Kafka Streams first computes local aggregates on each partition and then automatically combines those partial results through an internal repartitioning and aggregation stage. This allows dashboards to display a single global metric while still benefiting from parallel processing across partitions.

Suppose the orders topic has 4 partitions.

Orders Topic 

Partition-0 
Partition-1 
Partition-2 
Partition-3

And Kafka Streams is running on 4 instances.

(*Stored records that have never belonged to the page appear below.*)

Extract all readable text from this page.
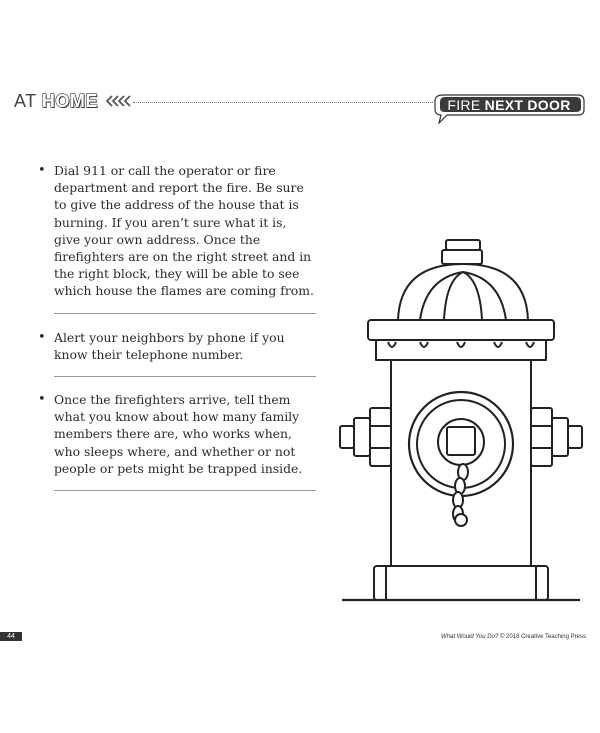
AT HOME	FIRE NEXT DOOR
• Dial 911 or call the operator or fire department and report the fire. Be sure to give the address of the house that is burning. If you aren’t sure what it is, give your own address. Once the firefighters are on the right street and in the right block, they will be able to see which house the flames are coming from.
• Alert your neighbors by phone if you know their telephone number.
• Once the firefighters arrive, tell them what you know about how many family members there are, who works when, who sleeps where, and whether or not people or pets might be trapped inside.
44	What Would You Do? © 2018 Creative Teaching Press
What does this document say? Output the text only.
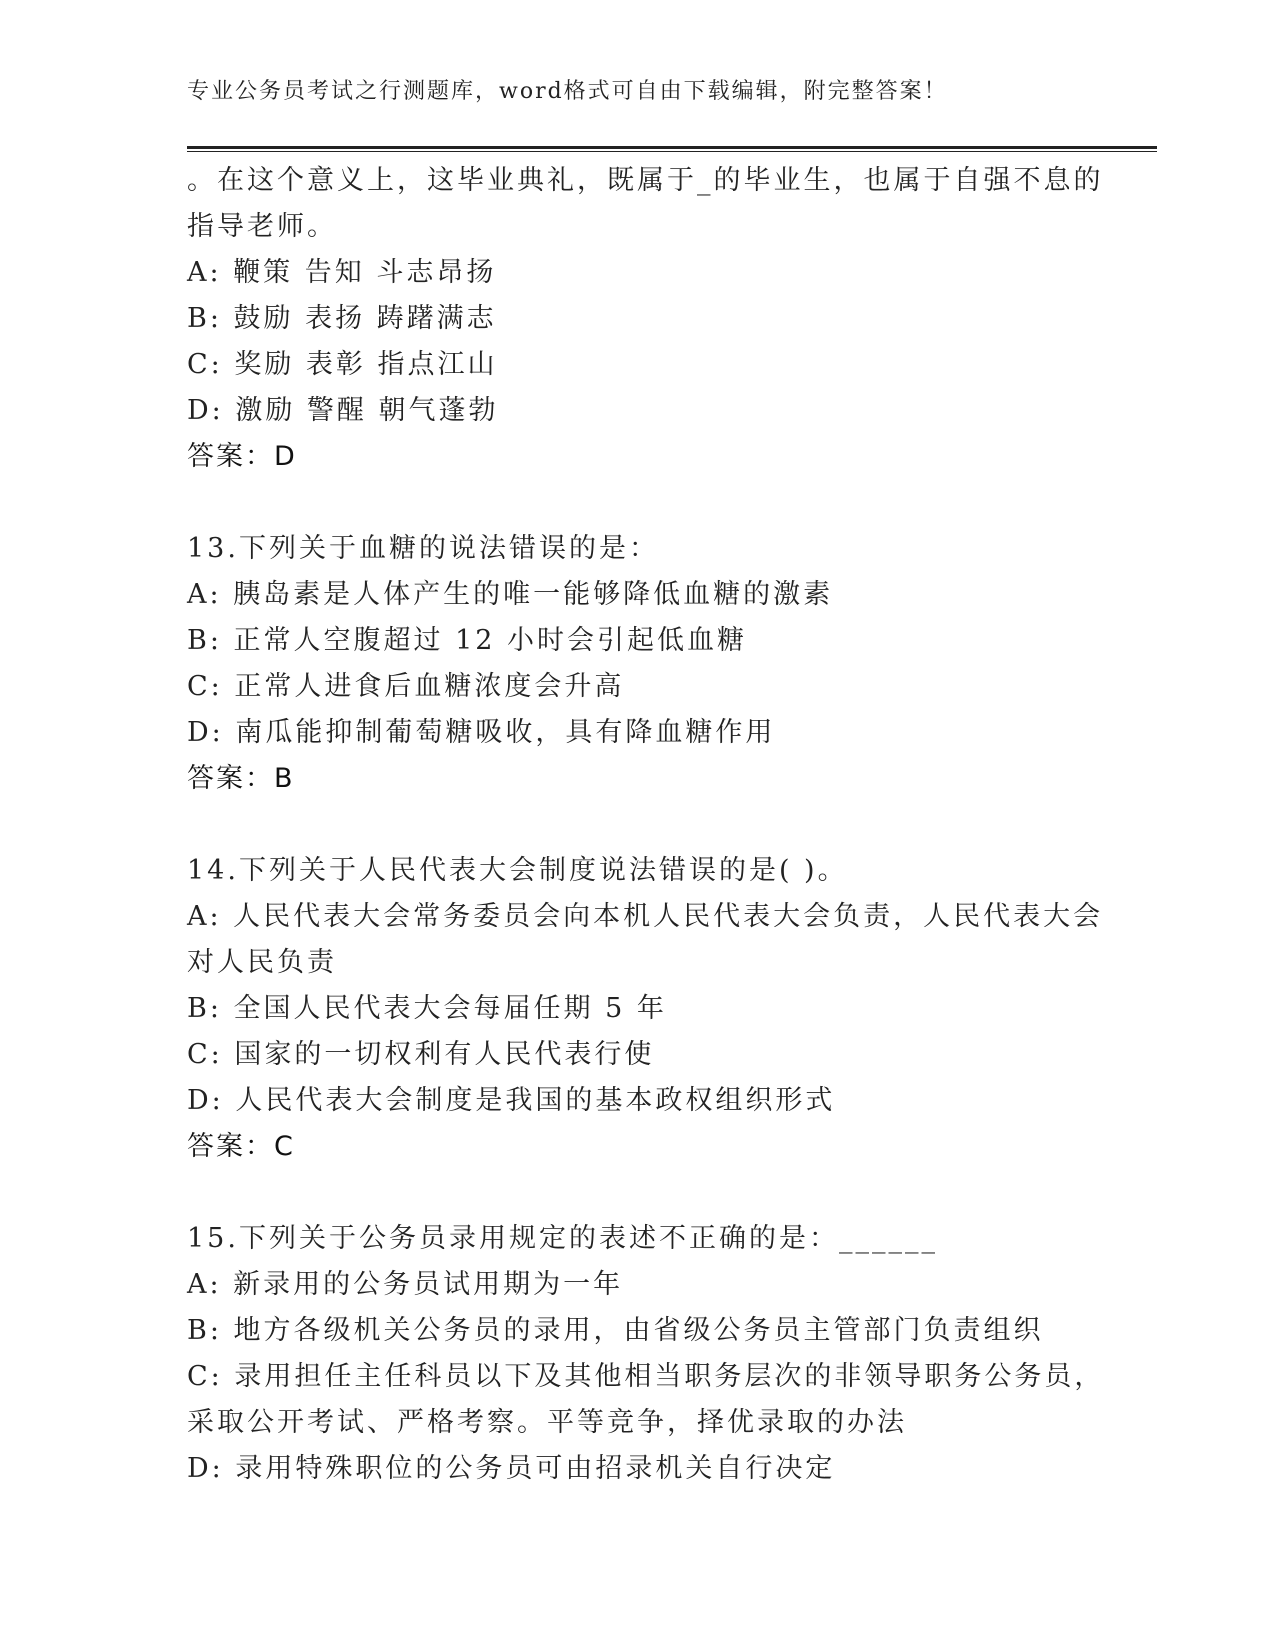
专业公务员考试之行测题库，word格式可自由下载编辑，附完整答案！
。在这个意义上，这毕业典礼，既属于_的毕业生，也属于自强不息的
指导老师。
A: 鞭策 告知 斗志昂扬
B: 鼓励 表扬 踌躇满志
C: 奖励 表彰 指点江山
D: 激励 警醒 朝气蓬勃
答案：D
13.下列关于血糖的说法错误的是：
A: 胰岛素是人体产生的唯一能够降低血糖的激素
B: 正常人空腹超过 12 小时会引起低血糖
C: 正常人进食后血糖浓度会升高
D: 南瓜能抑制葡萄糖吸收，具有降血糖作用
答案：B
14.下列关于人民代表大会制度说法错误的是( )。
A: 人民代表大会常务委员会向本机人民代表大会负责，人民代表大会
对人民负责
B: 全国人民代表大会每届任期 5 年
C: 国家的一切权利有人民代表行使
D: 人民代表大会制度是我国的基本政权组织形式
答案：C
15.下列关于公务员录用规定的表述不正确的是：______
A: 新录用的公务员试用期为一年
B: 地方各级机关公务员的录用，由省级公务员主管部门负责组织
C: 录用担任主任科员以下及其他相当职务层次的非领导职务公务员，
采取公开考试、严格考察。平等竞争，择优录取的办法
D: 录用特殊职位的公务员可由招录机关自行决定
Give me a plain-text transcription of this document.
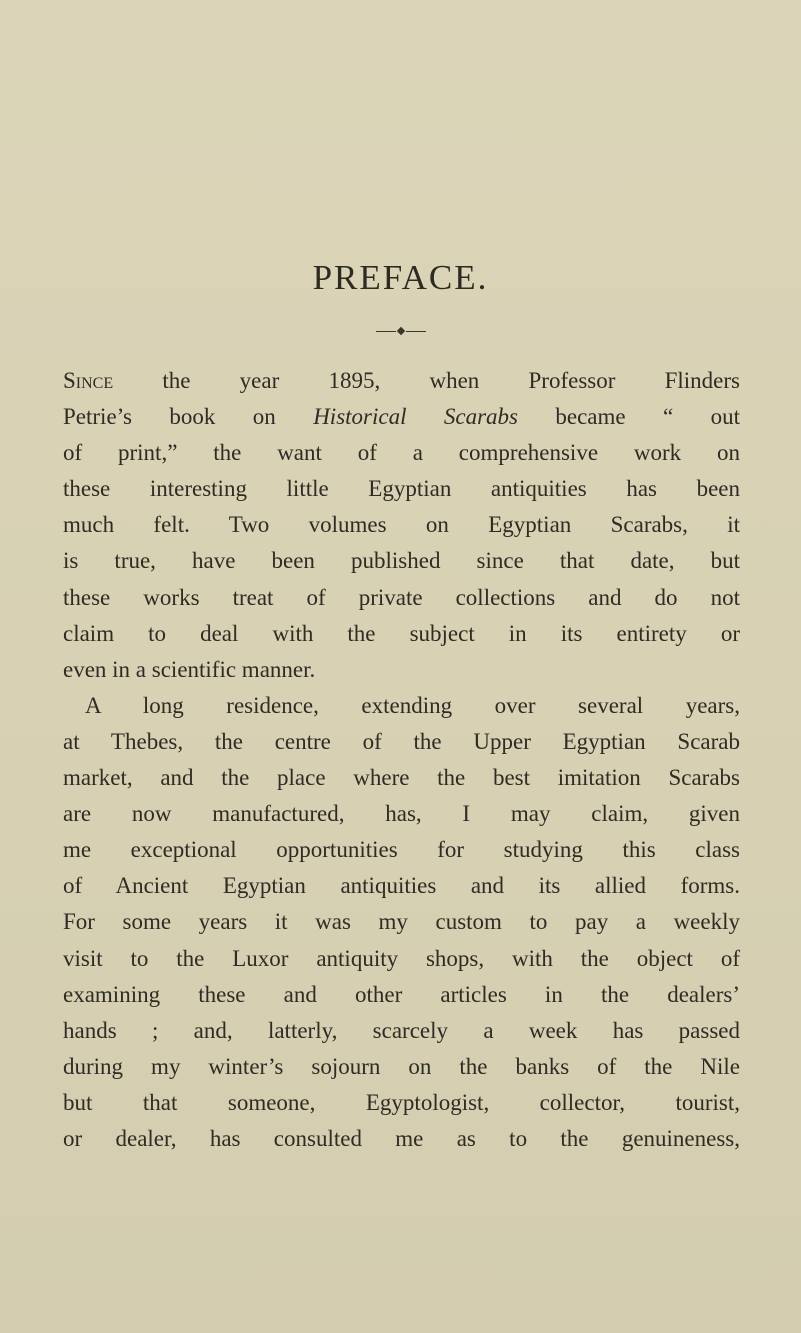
PREFACE.
Since the year 1895, when Professor Flinders
Petrie’s book on Historical Scarabs became “ out
of print,” the want of a comprehensive work on
these interesting little Egyptian antiquities has been
much felt. Two volumes on Egyptian Scarabs, it
is true, have been published since that date, but
these works treat of private collections and do not
claim to deal with the subject in its entirety or
even in a scientific manner.
A long residence, extending over several years,
at Thebes, the centre of the Upper Egyptian Scarab
market, and the place where the best imitation Scarabs
are now manufactured, has, I may claim, given
me exceptional opportunities for studying this class
of Ancient Egyptian antiquities and its allied forms.
For some years it was my custom to pay a weekly
visit to the Luxor antiquity shops, with the object of
examining these and other articles in the dealers’
hands ; and, latterly, scarcely a week has passed
during my winter’s sojourn on the banks of the Nile
but that someone, Egyptologist, collector, tourist,
or dealer, has consulted me as to the genuineness,
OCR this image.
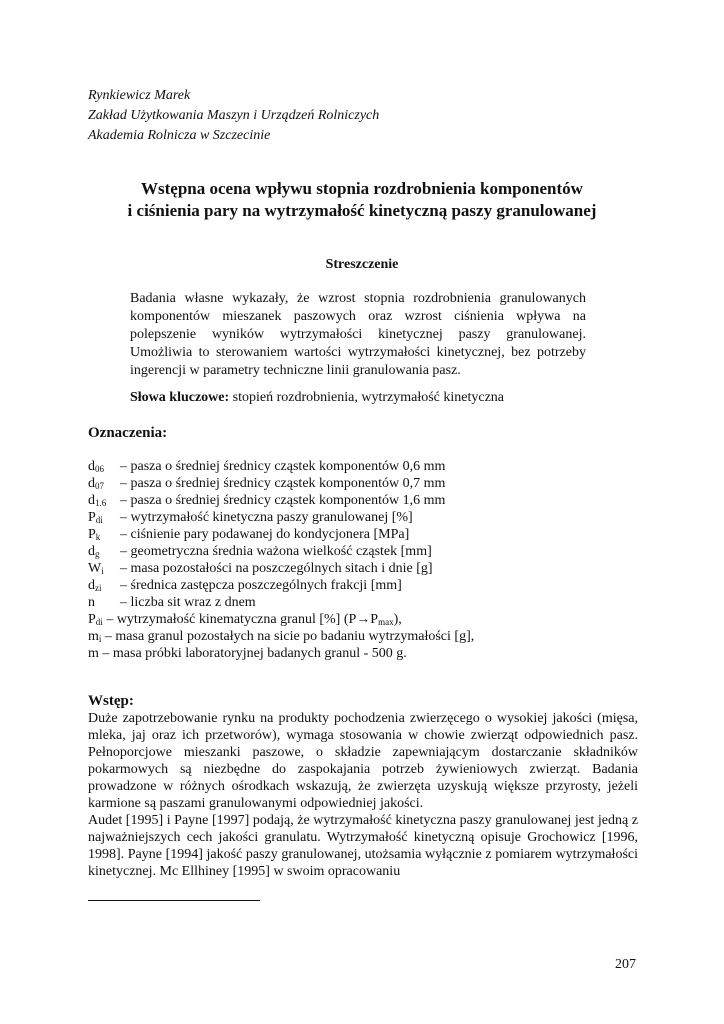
Rynkiewicz Marek
Zakład Użytkowania Maszyn i Urządzeń Rolniczych
Akademia Rolnicza w Szczecinie
Wstępna ocena wpływu stopnia rozdrobnienia komponentów
i ciśnienia pary na wytrzymałość kinetyczną paszy granulowanej
Streszczenie
Badania własne wykazały, że wzrost stopnia rozdrobnienia granulowanych komponentów mieszanek paszowych oraz wzrost ciśnienia wpływa na polepszenie wyników wytrzymałości kinetycznej paszy granulowanej. Umożliwia to sterowaniem wartości wytrzymałości kinetycznej, bez potrzeby ingerencji w parametry techniczne linii granulowania pasz.
Słowa kluczowe: stopień rozdrobnienia, wytrzymałość kinetyczna
Oznaczenia:
$d_{06}$	– pasza o średniej średnicy cząstek komponentów 0,6 mm
$d_{07}$	– pasza o średniej średnicy cząstek komponentów 0,7 mm
$d_{1.6}$ – pasza o średniej średnicy cząstek komponentów 1,6 mm
$P_{di}$	– wytrzymałość kinetyczna paszy granulowanej [%]
$P_k$	– ciśnienie pary podawanej do kondycjonera [MPa]
$d_g$	– geometryczna średnia ważona wielkość cząstek [mm]
$W_i$	– masa pozostałości na poszczególnych sitach i dnie [g]
$d_{zi}$	– średnica zastępcza poszczególnych frakcji [mm]
n	– liczba sit wraz z dnem
$P_{di}$ – wytrzymałość kinematyczna granul [%] $(P\to P_{max})$,
$m_i$ – masa granul pozostałych na sicie po badaniu wytrzymałości [g],
m – masa próbki laboratoryjnej badanych granul - 500 g.
Wstęp:

Duże zapotrzebowanie rynku na produkty pochodzenia zwierzęcego o wysokiej jakości (mięsa, mleka, jaj oraz ich przetworów), wymaga stosowania w chowie zwierząt odpowiednich pasz. Pełnoporcjowe mieszanki paszowe, o składzie zapewniającym dostarczanie składników pokarmowych są niezbędne do zaspokajania potrzeb żywieniowych zwierząt. Badania prowadzone w różnych ośrodkach wskazują, że zwierzęta uzyskują większe przyrosty, jeżeli karmione są paszami granulowanymi odpowiedniej jakości.

Audet [1995] i Payne [1997] podają, że wytrzymałość kinetyczna paszy granulowanej jest jedną z najważniejszych cech jakości granulatu. Wytrzymałość kinetyczną opisuje Grochowicz [1996, 1998]. Payne [1994] jakość paszy granulowanej, utożsamia wyłącznie z pomiarem wytrzymałości kinetycznej. Mc Ellhiney [1995] w swoim opracowaniu

207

Partition-0 -> Instance-1 
Partition-1 -> Instance-2 
Partition-2 -> Instance-3 
Partition-3 -> Instance-4

Now imagine orders arrive:

Partition-0 ------------ $100 $200 
Partition-1 ------------ $300 
Partition-2 ------------ $400 $500 
Partition-3 ------------ $600

Each instance computes a local aggregation.

Instance-1 = $300 
Instance-2 = $300 
Instance-3 = $900 
Instance-4 = $600

These are only partial results. How do we get $2100 as the final answer? The answer is that Kafka Streams creates an internal repartition topic and performs a second aggregation stage. Think MapReduce.

Stage 1:

Partition Aggregation 
P0 -> $300 
P1 -> $300 
P2 -> $900 
P3 -> $600

Stage 2:

Combine Aggregates 
$300 $300 $900 $600 

Total Revenue = $2100

Kafka Streams handles this automatically. For example:

KTable<String, Double> revenue =
    orders
        .groupBy(
            (key, order) -> "TOTAL_REVENUE"
        )
        .aggregate(
            () -> 0.0,
            (key, order, total) ->
                total + order.getAmount()
        );

Notice something important: (key, order) -> "TOTAL_REVENUE". Every record is being grouped into the same key. Kafka Streams automatically repartitions all records having the key: TOTAL_REVENUE onto a single aggregation partition.

Eventually one instance owns: TOTAL_REVENUE and maintains: Revenue = $2100.

Conclusion

Kafka Streams transforms Kafka from a messaging platform into a real-time data processing engine.

By combining stream processing, state management, windowing, aggregations, joins, and fault-tolerant recovery mechanisms, Kafka Streams enables organizations to build applications that react to events immediately rather than waiting for batch jobs.